Karenanya, hal itu sebenarnya masih bisa menjadi opsi Kementerian Keuangan (Kemenkeu) alih-alih mendorong pemerintah untuk menaikkan PPN sebesar 12%.
"Pengalaman saya dulu, yang saya lakukan sendiri, ada 100 triliun kita coba kejar. Tapi kemudian karena satu dan lain hal, nggak bisa dilaksanakan. Saya nggak tahu RP100 triliun ini, Rp90 triliun lebih sekian lah ya. Ini sekarang statusnya bagaimana?" ujar Drajad.
"Mereka-mereka (wajib pajak) yang sudah kalah di pengadilan, di kasus sudah kalah, mereka sudah wajib bayar, itu nggak bayar. Nah, ini yang uncollected ini perlu dikumpulkan," tegasnya.
Dalam konteks untuk menggenjot industri manufaktur yang kian lesu, Drajad Wibowo juga mengingatkan pentingnya penggunaan dana yang berhasil dikumpulkan untuk kebijakan yang mendukung revitalisasi industri.

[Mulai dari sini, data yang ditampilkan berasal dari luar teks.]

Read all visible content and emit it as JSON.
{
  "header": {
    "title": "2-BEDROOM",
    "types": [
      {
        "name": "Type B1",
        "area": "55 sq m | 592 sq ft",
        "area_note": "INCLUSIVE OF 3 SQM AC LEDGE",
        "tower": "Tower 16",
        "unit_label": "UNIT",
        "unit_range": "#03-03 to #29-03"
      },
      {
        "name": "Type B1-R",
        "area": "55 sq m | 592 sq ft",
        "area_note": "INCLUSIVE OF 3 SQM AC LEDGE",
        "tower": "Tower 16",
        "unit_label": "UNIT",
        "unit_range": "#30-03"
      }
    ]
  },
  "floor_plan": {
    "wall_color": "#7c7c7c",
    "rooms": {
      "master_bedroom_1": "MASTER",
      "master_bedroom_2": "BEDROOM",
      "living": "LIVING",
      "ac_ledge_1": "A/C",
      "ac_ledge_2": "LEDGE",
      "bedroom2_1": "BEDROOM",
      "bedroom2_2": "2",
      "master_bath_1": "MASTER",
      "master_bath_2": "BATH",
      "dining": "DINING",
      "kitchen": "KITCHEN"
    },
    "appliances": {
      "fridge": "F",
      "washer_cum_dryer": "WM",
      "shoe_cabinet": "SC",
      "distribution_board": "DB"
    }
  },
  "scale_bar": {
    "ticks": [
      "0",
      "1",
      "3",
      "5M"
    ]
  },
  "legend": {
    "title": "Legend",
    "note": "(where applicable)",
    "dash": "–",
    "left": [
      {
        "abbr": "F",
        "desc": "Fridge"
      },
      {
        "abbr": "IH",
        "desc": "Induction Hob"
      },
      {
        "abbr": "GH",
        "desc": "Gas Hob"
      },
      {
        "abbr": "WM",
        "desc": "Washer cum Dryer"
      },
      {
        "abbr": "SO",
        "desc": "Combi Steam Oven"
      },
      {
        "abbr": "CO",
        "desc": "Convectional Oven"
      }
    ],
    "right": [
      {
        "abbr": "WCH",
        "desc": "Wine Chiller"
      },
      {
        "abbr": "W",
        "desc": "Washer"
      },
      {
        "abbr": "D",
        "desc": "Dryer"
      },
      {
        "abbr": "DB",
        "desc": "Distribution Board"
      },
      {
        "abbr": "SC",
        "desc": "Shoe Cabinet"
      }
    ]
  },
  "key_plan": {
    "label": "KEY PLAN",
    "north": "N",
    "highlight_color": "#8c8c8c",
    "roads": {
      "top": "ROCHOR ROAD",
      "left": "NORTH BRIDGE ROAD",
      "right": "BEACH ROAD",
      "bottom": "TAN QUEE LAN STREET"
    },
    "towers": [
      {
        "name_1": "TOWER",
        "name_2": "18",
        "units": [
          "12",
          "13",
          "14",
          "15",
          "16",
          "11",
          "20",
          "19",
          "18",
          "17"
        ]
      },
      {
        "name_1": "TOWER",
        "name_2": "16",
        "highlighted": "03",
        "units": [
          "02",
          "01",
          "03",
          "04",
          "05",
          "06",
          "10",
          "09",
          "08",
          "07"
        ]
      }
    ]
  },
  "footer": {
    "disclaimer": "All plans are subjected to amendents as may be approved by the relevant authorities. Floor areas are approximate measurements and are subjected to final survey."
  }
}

Menurutnya, dana tersebut bisa digunakan untuk kebijakan affirmative action yang mendukung pabrik-pabrik lokal yang kalah bersaing.
"Kalau negara mempunyai dana lebih seperti itu, itu sebenarnya kita bisa mempunyai kebijakan revitalisasi industri. Bukan handout, bukan kita ngasih, tapi kita bisa melakukan kebijakan affirmative action. Misalkan negara melakukan pembelian, ya pembelian dari pabrik-pabrik yang dianggap tadi kalah bersaing. Itu bisa jadi kunci jawaban," ungkap Drajad.
Dengan memanfaatkan potensi pajak tersebut, Drajad percaya pemerintah bisa membantu stabilisasi ekonomi dan mendukung pertumbuhan industri tanpa harus memberatkan masyarakat dengan pajak tambahan. (rpi)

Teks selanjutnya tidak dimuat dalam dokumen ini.